Prune / compact — retention you schedule

There is no automatic rotation in per-run mode, so an operator schedules cleanup. Both verbs default to all runnables in the venv when none is given, take --dry-run to preview, and never touch a single-mode {runnable}.log — only per-run files and archives.

runspec logs compact --older-than 7d --gzip   # roll runs >7d old into a dated .gz archive
runspec logs prune   --older-than 90d         # delete files older than 90 days
runspec logs prune deploy --max-files 50 --dry-run     # preview keeping newest 50
runspec logs prune --max-total-size 5GB                # cap total size (oldest deleted first)

Add --json to either verb (with or without --dry-run) to get a structured result object instead of text — what the console parses to render a preview and then the applied outcome.
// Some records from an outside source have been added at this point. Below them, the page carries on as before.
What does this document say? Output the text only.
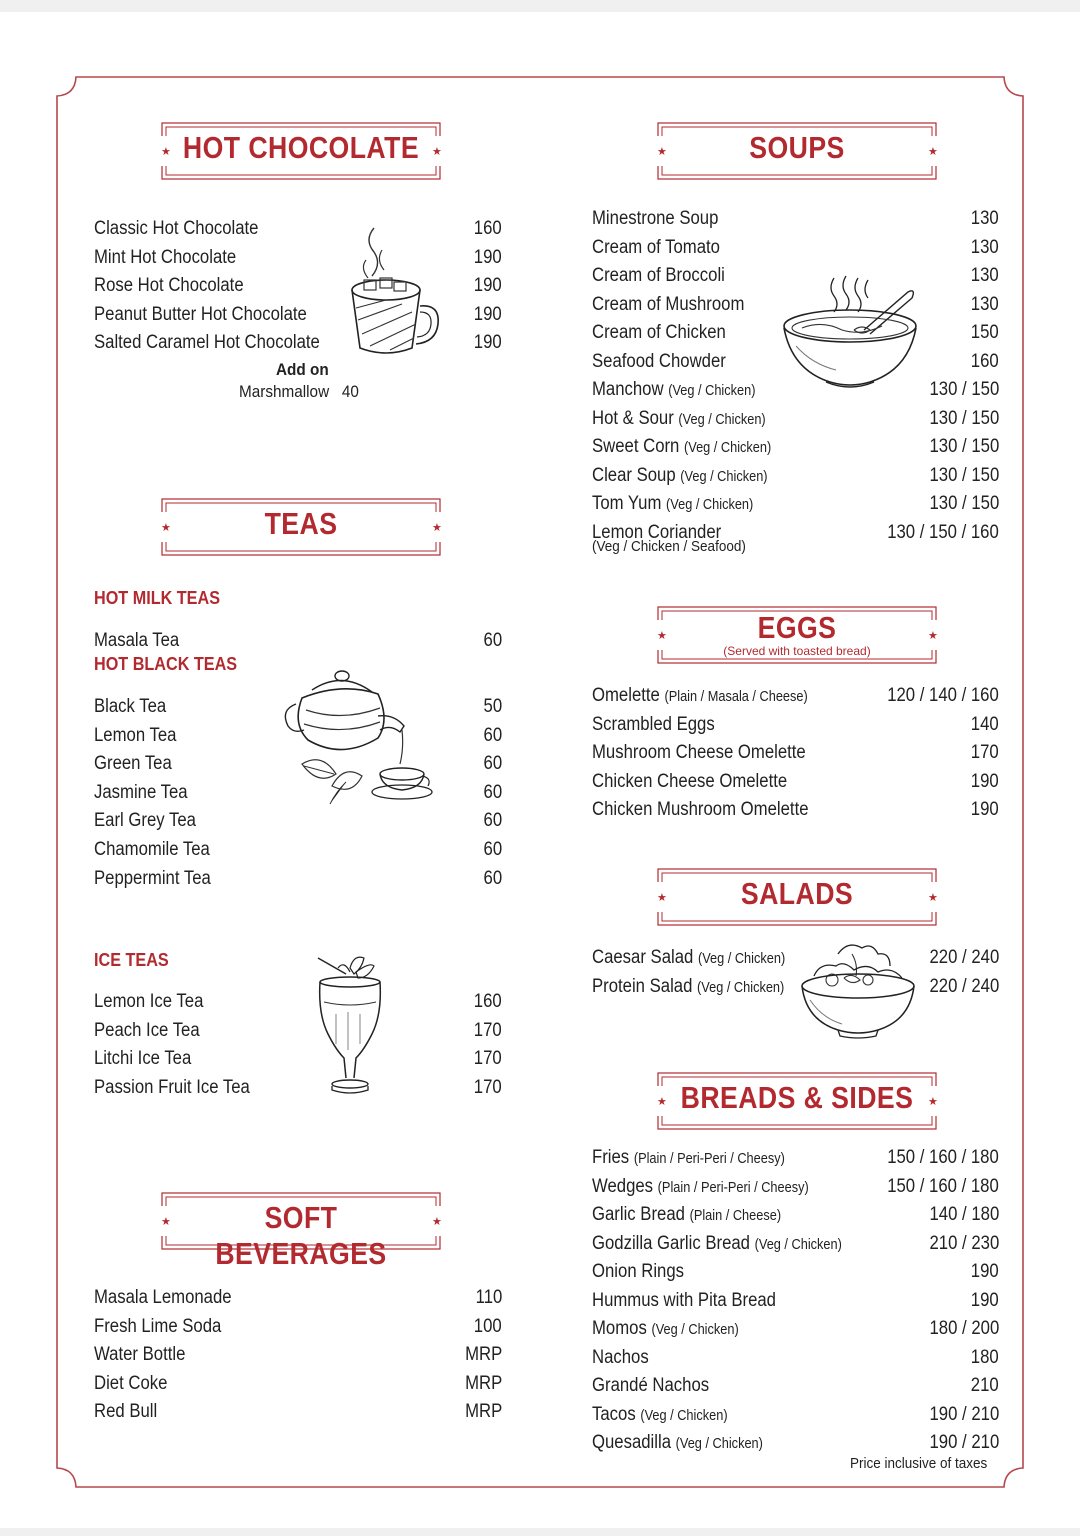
★	★
HOT CHOCOLATE
Classic Hot Chocolate	160
Mint Hot Chocolate	190
Rose Hot Chocolate	190
Peanut Butter Hot Chocolate	190
Salted Caramel Hot Chocolate	190
Add on
Marshmallow 40
★	★
TEAS
HOT MILK TEAS
Masala Tea	60
HOT BLACK TEAS
Black Tea	50
Lemon Tea	60
Green Tea	60
Jasmine Tea	60
Earl Grey Tea	60
Chamomile Tea	60
Peppermint Tea	60
ICE TEAS
Lemon Ice Tea	160
Peach Ice Tea	170
Litchi Ice Tea	170
Passion Fruit Ice Tea	170
★	★
SOFT BEVERAGES
Masala Lemonade	110
Fresh Lime Soda	100
Water Bottle	MRP
Diet Coke	MRP
Red Bull	MRP
★	★
SOUPS
Minestrone Soup	130
Cream of Tomato	130
Cream of Broccoli	130
Cream of Mushroom	130
Cream of Chicken	150
Seafood Chowder	160
Manchow (Veg / Chicken)	130 / 150
Hot & Sour (Veg / Chicken)	130 / 150
Sweet Corn (Veg / Chicken)	130 / 150
Clear Soup (Veg / Chicken)	130 / 150
Tom Yum (Veg / Chicken)	130 / 150
Lemon Coriander	130 / 150 / 160
(Veg / Chicken / Seafood)
★	★
EGGS
(Served with toasted bread)
Omelette (Plain / Masala / Cheese)	120 / 140 / 160
Scrambled Eggs	140
Mushroom Cheese Omelette	170
Chicken Cheese Omelette	190
Chicken Mushroom Omelette	190
★	★
SALADS
Caesar Salad (Veg / Chicken)	220 / 240
Protein Salad (Veg / Chicken)	220 / 240
★	★
BREADS & SIDES
Fries (Plain / Peri-Peri / Cheesy)	150 / 160 / 180
Wedges (Plain / Peri-Peri / Cheesy)	150 / 160 / 180
Garlic Bread (Plain / Cheese)	140 / 180
Godzilla Garlic Bread (Veg / Chicken)	210 / 230
Onion Rings	190
Hummus with Pita Bread	190
Momos (Veg / Chicken)	180 / 200
Nachos	180
Grandé Nachos	210
Tacos (Veg / Chicken)	190 / 210
Quesadilla (Veg / Chicken)	190 / 210
Price inclusive of taxes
A typical nightly cron line:

30 2 * * *  /opt/venv/bin/runspec logs compact --older-than 7d --gzip && \
            /opt/venv/bin/runspec logs prune   --older-than 90d

Archives stay JSON-lines (gzipped), so runspec logs <runnable> and the console's History/Analytics keep reading them after compaction.

Bash and shell runnables

Any executable on PATH can be a runspec runnable — bash, Python, Node, Ruby, Go binary, whatever. runspec serve invokes it with all argument values pre-exported as RUNSPEC_* environment variables, so the runnable doesn't need a runspec library:

[backup-logs]
description = "Back up application logs to S3"
autonomy    = "confirm"

[backup-logs.args]
env     = {type = "choice", options = ["prod", "staging"], description = "Target environment"}
days    = {type = "int", default = 7, description = "Days of logs to retain"}
dry-run = {type = "flag", description = "Print what would happen without doing it"}

#!/bin/bash
set -euo pipefail

if [ "$RUNSPEC_DRY_RUN" = "1" ]; then
    echo "Would sync $RUNSPEC_DAYS days of $RUNSPEC_ENV logs"
    exit 0
fi

aws s3 sync "/var/log/app/$RUNSPEC_ENV" "s3://logs-$RUNSPEC_ENV" \
    --delete --exclude "*.tmp"

echo "Backed up $RUNSPEC_DAYS days of $RUNSPEC_ENV logs"

Hyphens in arg names become underscores in the env var name (dry-run → RUNSPEC_DRY_RUN). RUNSPEC_AGENT=1 is always set so the script can branch between human and agent output.

The runnable just has to be on PATH and have its section in runspec.toml. pip install / npm install puts entry points on PATH automatically; for bare shell scripts, drop them in your venv bin/ (Python) or expose them via a bin entry in package.json (Node).

Usage in agent workflows

# 0. New project? Scaffold the whole thing
runspec init --name myapp --write-project

# 1. Check your config and see what's installed
runspec local

# 2. Preview what schemas an agent will see
runspec local --format mcp

# 3. Start the live MCP server
runspec serve

# 4. From an agent or terminal, run a tool on a jump host
runspec jump prod-app deploy -- --env prod

To wire it into Claude Desktop, point the MCP server config at runspec serve (see the example above). The agent connects once at startup and calls tools as needed.